La directora británica Sam Taylor-Johnson coloca delante de la cámara a su marido en lo que parece más un homenaje-oportunidad para lucirse éste, que un proyecto debidamente pensado. El cónyuge encarna a James Frey, un joven politoxicómano que ha tocado fondo e ingresa en un centro de desintoxicación: allí hay pocas pero estrictas reglas. Se puede ir cuando quiera, pero será expulsado si consume alcohol o drogas, o tiene relación con alguna mujer.
A partir de ahí se muestran las fases de rechazo y progresiva adaptación de este tipo nihilista y desencantado de todo; la colaboración de compañeros con quienes va entablando una relación más estrecha y la ayuda —y problema, al mismo tiempo— de una chica, de la que se enamora.

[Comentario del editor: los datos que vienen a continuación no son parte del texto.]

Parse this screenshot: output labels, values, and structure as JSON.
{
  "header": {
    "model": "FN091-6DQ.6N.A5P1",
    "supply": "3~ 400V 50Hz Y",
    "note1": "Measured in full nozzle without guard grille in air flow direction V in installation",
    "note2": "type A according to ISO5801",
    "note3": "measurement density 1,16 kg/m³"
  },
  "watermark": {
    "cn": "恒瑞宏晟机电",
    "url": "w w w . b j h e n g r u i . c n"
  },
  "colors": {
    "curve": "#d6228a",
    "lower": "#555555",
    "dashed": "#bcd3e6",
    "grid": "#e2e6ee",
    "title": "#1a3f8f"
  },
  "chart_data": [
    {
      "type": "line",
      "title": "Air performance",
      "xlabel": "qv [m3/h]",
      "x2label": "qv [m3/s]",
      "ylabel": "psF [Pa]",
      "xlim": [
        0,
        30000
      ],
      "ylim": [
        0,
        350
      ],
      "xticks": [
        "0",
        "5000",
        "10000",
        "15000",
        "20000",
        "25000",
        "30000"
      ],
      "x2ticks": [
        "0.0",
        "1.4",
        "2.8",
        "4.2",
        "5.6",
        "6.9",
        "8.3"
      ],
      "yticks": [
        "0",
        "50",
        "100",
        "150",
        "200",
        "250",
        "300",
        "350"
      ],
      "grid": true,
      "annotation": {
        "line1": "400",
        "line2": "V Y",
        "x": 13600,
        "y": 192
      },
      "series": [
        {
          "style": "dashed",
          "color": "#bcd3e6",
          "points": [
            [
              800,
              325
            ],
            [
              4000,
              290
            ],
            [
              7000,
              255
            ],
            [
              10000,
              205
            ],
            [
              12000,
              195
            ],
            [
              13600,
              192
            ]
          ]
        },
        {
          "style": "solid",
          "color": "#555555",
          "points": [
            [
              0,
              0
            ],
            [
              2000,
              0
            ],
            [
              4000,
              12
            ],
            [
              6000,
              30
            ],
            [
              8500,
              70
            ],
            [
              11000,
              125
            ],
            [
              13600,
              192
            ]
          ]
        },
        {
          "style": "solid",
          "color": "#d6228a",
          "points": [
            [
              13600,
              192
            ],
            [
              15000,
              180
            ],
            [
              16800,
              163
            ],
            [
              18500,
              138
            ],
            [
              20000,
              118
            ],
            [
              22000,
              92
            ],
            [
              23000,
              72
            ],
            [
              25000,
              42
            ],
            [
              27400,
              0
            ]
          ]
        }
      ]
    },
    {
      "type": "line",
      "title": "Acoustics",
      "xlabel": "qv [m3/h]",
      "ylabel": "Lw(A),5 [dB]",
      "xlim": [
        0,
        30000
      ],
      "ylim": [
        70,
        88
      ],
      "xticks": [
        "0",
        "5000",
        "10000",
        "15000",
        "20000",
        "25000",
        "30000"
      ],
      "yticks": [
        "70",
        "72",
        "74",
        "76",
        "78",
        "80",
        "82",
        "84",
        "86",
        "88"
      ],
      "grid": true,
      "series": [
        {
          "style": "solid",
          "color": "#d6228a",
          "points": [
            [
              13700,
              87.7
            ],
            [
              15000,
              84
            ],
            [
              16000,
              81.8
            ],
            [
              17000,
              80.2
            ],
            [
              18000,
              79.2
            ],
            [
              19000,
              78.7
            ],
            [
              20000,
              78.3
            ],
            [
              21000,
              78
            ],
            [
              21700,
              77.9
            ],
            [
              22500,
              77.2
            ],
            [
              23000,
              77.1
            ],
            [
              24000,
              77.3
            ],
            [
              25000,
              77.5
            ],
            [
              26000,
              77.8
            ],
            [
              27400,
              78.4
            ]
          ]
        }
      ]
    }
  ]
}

El pie forzado de “basado en hechos reales” limita mucho la historia, cuyo interés es relativo; aumenta cuando la película se decanta por la crónica o incluso el ensayo sobre la rehabilitación y el reencantamiento del mundo que necesita quien ha sufrido una auténtica bajada a los infiernos. Pero se viene abajo con la historia particular de Frey, un personaje sin garra para el espectador y, desde el punto de vista argumental, con poco consistentes relaciones de amistad con los colegas del centro. Los distintos sucesos son tan previsibles como anodinos en buena parte del metraje.